Peg’s father was a miner who was killed underground. This was one of the reasons she and her late husband built the Taylor Hotel 27 years ago. She wanted her sons out of the Ohai mine and today they remain in the business with Peg as the maternal director.

Her clients staying at the Hotel over the years have included guests like the Governor General and Lady Ferguson; the Australian High Commissioner; most members of Parliament and there are regular clientele because of the Hotel’s comfortable facilities and homely atmosphere. However, the main draw card is the Taylor table. It’s not fancy French, but just good food cooked as Peg’s mother did. Her motto is ‘No one leaves the table feeling hungry.’
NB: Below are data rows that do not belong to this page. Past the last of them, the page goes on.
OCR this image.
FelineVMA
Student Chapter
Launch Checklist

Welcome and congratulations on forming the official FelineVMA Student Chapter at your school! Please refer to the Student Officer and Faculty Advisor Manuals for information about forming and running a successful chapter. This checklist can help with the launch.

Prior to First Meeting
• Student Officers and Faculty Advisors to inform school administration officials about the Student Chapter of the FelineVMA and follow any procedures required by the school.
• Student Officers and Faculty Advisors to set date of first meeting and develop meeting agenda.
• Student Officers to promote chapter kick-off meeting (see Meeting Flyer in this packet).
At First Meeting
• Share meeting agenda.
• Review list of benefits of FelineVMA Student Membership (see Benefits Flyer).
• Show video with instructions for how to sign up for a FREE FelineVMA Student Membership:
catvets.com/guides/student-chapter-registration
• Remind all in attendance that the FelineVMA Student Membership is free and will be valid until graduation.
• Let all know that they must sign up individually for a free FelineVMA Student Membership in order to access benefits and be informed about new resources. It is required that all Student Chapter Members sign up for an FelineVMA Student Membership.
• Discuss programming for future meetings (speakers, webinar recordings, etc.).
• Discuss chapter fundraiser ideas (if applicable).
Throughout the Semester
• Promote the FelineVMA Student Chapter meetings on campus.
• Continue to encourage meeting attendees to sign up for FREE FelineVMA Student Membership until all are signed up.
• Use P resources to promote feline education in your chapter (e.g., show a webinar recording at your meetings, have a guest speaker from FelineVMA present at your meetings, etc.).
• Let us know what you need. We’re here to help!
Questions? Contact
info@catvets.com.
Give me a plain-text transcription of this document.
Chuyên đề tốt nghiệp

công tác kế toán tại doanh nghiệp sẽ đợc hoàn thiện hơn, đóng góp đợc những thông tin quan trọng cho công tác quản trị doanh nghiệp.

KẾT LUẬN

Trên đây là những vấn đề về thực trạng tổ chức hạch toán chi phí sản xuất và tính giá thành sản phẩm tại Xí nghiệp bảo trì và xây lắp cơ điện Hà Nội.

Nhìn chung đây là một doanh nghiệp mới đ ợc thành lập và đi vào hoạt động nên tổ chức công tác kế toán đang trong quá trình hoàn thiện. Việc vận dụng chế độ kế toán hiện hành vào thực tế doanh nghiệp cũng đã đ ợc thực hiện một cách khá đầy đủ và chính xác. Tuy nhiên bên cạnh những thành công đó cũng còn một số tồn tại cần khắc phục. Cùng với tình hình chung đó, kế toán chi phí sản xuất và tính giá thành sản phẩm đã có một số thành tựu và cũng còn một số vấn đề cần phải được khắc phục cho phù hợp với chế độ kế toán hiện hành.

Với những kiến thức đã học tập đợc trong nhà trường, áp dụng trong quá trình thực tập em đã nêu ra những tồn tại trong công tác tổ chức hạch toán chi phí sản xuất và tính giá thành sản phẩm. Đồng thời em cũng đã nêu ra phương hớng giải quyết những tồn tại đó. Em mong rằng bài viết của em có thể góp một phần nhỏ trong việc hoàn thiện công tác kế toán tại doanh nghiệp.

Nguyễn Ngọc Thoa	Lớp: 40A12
This documentary surveys the Taylor’s daily routine running the Hotel, restaurant and catering to their guest needs. There’s even time to attend the odd Race Day. Peg and her family own a race horse or two and are keen punters.

Her other love is baking and with 20 tins in the kitchen she claims they were vary rarely empty. Friends, the local priest, guests at the Hotel, or whoever may have popped in, there were always goodies waiting in Peg’s kitchen.

A world trip with two friends a year prior to this programme being made was a highlight for Peg and she is hoping to do another during the winter the following year if time allows.